• 2002-05-09
There was an astonishing calm to the May Day celebrations in the Baltics this week. No riots, no tear gas, no clashes with police.

Elsewhere, there was plenty of trouble. Rival marches by opposing groups vying for power took place in Venezuela and France. In Berlin, hundreds of police officers rushed a 5,000-strong crowd of rock fans.

About 10,000 anti-globalisation protesters stormed through London's exclusive district of Mayfair. Business and shop windows were boarded up in advance of the "May Fayre."

In Sydney, Australia, hundreds of demonstrators took advantage of May Day to approach the offices of a company that runs asylum-seeker detention centers.

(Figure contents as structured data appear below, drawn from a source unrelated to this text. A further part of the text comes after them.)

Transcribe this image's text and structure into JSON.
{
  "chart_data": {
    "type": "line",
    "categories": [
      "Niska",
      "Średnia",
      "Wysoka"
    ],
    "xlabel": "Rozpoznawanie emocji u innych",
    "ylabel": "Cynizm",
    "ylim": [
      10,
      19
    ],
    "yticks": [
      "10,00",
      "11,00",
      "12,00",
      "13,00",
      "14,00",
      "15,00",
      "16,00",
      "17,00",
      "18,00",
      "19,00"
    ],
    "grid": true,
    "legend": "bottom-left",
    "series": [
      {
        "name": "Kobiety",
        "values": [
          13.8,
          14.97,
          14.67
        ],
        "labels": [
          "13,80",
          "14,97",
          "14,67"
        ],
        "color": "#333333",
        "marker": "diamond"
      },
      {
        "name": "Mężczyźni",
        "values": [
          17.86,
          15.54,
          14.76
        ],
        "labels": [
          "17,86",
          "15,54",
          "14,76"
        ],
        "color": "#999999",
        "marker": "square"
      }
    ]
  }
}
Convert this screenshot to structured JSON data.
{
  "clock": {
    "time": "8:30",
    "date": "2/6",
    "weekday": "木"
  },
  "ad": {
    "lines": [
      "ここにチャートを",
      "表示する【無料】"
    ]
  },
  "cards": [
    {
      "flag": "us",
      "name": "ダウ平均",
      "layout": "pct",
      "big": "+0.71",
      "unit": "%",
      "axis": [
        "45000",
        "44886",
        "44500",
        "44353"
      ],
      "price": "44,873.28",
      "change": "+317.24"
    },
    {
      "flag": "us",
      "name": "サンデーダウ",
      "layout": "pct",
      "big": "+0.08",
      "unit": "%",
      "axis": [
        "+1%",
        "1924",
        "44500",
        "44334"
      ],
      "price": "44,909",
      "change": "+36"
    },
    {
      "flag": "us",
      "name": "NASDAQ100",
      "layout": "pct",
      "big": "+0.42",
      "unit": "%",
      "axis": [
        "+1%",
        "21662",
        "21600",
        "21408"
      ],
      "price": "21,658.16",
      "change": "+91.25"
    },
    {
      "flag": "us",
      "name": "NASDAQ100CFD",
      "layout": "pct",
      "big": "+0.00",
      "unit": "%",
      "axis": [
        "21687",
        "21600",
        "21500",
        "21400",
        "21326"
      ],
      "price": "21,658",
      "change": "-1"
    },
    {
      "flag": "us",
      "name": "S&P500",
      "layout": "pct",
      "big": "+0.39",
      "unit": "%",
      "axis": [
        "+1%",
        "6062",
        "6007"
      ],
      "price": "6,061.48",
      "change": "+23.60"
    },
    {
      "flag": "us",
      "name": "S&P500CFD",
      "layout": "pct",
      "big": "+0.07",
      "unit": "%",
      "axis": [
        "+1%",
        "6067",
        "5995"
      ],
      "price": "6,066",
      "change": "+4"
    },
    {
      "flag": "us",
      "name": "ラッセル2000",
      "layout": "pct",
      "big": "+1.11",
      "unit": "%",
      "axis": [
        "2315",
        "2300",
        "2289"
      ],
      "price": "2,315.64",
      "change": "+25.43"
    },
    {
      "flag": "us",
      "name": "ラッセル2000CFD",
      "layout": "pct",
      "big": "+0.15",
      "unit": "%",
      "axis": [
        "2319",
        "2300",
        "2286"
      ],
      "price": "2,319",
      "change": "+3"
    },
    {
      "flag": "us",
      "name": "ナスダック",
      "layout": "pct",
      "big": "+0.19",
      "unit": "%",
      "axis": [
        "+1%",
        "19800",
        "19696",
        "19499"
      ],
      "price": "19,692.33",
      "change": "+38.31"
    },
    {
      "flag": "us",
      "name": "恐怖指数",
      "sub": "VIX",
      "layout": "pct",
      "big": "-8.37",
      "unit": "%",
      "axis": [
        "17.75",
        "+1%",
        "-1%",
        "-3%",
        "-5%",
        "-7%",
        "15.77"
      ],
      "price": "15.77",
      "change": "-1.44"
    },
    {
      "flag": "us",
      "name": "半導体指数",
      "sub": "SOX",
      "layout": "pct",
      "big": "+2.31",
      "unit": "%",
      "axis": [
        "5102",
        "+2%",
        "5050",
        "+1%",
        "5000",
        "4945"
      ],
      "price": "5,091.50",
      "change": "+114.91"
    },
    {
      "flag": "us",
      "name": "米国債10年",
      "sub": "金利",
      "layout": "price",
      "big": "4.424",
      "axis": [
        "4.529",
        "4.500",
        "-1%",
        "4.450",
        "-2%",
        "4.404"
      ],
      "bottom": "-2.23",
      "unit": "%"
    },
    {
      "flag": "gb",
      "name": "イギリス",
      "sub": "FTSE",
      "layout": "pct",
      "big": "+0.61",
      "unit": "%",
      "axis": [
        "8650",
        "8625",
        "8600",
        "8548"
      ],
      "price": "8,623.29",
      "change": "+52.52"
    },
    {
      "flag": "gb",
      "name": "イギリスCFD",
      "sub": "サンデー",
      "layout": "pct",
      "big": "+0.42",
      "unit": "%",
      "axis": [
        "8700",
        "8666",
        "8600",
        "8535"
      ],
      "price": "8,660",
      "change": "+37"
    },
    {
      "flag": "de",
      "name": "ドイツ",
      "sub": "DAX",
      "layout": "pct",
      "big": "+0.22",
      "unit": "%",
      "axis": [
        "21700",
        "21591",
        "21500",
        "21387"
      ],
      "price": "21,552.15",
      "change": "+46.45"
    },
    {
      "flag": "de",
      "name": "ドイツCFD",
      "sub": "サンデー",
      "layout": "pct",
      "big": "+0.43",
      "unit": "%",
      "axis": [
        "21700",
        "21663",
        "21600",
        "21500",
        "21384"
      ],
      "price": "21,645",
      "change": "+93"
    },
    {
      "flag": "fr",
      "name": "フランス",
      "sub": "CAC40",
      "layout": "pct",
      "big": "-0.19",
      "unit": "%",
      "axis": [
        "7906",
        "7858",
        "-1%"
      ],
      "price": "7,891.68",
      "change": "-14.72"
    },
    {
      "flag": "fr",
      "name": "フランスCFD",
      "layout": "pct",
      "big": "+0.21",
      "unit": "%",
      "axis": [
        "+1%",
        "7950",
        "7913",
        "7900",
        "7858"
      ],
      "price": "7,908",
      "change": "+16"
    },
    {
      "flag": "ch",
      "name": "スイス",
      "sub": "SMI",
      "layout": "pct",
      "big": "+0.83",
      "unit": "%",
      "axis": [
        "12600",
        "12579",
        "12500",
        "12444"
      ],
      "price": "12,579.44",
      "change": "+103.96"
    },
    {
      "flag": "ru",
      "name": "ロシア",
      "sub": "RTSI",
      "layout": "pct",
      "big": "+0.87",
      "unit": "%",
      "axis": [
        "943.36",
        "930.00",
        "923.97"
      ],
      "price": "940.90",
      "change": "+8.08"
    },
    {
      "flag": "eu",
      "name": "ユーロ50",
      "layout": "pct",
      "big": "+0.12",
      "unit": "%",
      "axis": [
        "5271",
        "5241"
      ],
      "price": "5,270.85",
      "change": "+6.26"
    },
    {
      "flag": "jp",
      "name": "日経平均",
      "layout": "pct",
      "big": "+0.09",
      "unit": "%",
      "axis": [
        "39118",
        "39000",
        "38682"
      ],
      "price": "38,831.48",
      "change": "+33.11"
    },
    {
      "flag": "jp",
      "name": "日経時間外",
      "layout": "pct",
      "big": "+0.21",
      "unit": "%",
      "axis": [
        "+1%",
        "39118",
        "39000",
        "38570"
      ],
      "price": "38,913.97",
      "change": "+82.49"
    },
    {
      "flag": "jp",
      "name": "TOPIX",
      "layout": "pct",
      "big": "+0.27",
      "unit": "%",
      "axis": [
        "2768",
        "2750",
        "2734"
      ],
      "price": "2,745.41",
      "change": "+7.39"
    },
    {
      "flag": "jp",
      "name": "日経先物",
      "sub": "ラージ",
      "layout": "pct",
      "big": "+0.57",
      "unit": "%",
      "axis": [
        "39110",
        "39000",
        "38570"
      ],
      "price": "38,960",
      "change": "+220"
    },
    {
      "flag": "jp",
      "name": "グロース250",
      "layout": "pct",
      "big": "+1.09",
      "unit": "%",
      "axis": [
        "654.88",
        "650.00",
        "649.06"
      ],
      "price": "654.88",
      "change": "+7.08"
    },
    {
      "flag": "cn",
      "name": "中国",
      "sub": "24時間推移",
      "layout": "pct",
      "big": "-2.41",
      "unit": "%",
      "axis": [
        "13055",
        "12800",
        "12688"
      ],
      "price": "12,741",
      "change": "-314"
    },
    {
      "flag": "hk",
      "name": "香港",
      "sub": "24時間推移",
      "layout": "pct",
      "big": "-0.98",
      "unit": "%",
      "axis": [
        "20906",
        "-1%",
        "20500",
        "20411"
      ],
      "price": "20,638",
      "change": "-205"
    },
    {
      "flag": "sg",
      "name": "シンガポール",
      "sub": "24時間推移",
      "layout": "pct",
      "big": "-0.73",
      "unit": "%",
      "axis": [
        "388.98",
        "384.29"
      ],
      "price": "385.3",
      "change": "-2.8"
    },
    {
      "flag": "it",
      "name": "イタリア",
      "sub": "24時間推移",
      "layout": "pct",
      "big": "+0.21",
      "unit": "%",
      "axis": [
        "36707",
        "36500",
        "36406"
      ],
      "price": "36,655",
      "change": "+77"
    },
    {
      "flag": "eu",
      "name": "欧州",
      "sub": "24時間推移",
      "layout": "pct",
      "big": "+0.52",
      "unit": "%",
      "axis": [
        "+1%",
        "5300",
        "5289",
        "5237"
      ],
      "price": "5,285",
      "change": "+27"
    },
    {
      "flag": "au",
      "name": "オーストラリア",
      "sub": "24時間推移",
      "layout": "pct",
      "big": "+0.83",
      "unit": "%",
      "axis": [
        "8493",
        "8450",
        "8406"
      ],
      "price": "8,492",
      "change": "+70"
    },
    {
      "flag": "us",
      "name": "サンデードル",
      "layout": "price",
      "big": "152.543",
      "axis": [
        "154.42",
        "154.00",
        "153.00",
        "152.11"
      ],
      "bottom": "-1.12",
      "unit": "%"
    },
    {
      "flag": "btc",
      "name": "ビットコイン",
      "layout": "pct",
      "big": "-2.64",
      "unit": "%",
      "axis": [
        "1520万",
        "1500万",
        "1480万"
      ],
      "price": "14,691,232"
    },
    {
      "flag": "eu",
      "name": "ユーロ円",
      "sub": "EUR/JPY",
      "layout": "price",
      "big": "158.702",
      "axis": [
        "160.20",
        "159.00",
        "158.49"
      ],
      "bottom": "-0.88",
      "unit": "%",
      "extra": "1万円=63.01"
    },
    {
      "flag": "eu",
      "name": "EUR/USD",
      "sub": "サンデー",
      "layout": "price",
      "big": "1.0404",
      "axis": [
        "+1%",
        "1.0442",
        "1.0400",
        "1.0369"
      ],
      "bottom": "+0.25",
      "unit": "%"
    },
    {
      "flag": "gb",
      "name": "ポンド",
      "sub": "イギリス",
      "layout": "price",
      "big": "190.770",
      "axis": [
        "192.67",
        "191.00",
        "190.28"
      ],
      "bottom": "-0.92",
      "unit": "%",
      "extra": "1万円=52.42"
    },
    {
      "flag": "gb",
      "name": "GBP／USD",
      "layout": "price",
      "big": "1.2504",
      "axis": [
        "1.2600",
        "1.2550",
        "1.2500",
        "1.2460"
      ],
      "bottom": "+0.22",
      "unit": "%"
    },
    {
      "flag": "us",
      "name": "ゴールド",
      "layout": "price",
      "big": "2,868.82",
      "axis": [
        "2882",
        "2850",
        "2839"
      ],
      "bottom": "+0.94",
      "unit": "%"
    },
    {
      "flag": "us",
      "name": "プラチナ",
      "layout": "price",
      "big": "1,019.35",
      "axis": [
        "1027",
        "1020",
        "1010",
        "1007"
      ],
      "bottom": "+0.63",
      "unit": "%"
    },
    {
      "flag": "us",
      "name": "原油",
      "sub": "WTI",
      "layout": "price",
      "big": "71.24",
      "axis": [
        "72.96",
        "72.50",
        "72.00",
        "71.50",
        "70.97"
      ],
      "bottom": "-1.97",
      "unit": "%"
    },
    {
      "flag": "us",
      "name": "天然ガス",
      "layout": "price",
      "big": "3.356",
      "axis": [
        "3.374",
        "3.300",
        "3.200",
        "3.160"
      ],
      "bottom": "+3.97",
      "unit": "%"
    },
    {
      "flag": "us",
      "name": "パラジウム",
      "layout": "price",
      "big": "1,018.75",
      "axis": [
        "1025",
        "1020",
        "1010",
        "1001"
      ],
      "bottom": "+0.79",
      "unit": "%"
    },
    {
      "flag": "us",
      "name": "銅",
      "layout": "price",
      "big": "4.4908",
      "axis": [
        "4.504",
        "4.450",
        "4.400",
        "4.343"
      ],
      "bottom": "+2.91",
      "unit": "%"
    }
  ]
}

They were beaten back by police on horseback.

In South Korea, 10 major cities were blocked by tens of thousands of trades unionists, while riot police in the Philippines tried to stop the supporters of ex-president Joseph Estrada from getting into the presidential palace.

May 1 is a date now firmly fixed on the calendar for anti-globalisation protests around the world.

What was so astonishing about the comparative calm in the Baltics, where only a handful of demonstrations against this and that were reported, was how insular it showed society in the three Baltic countries to be.

It showed that the Baltics are sometimes an exception to the driving force of globalisation.

The number of people in the Baltic countries who care passionately about the causes that inspire anti-globalisation protesters - environmentalism, animal rights, child labor, third-world debt, the economic domination of multinationals - can be counted on one hand. It would be wise to hold the World Economic Forum and annual meetings of the IMF and World Bank here, away from disruptive crowds.

It's the lack of awareness about these issues in the Baltic countries that is astonishing. For almost everyone, any talk of anti-globalisation is linked bluntly to anti-capitalism and becomes a throwback to the not-so-distant days of the Soviet Union.

Much of the fault lies with the media, which still report on the who, where, what and how of not just the annual May Day disturbances but all global events - and not on the why.

This year, because May 1 has just returned as a state holiday in Lithuania, all three Baltic states took the day off together for the first time since regaining independence from the Soviet Union. But how many people around the Baltics were actually aware of that?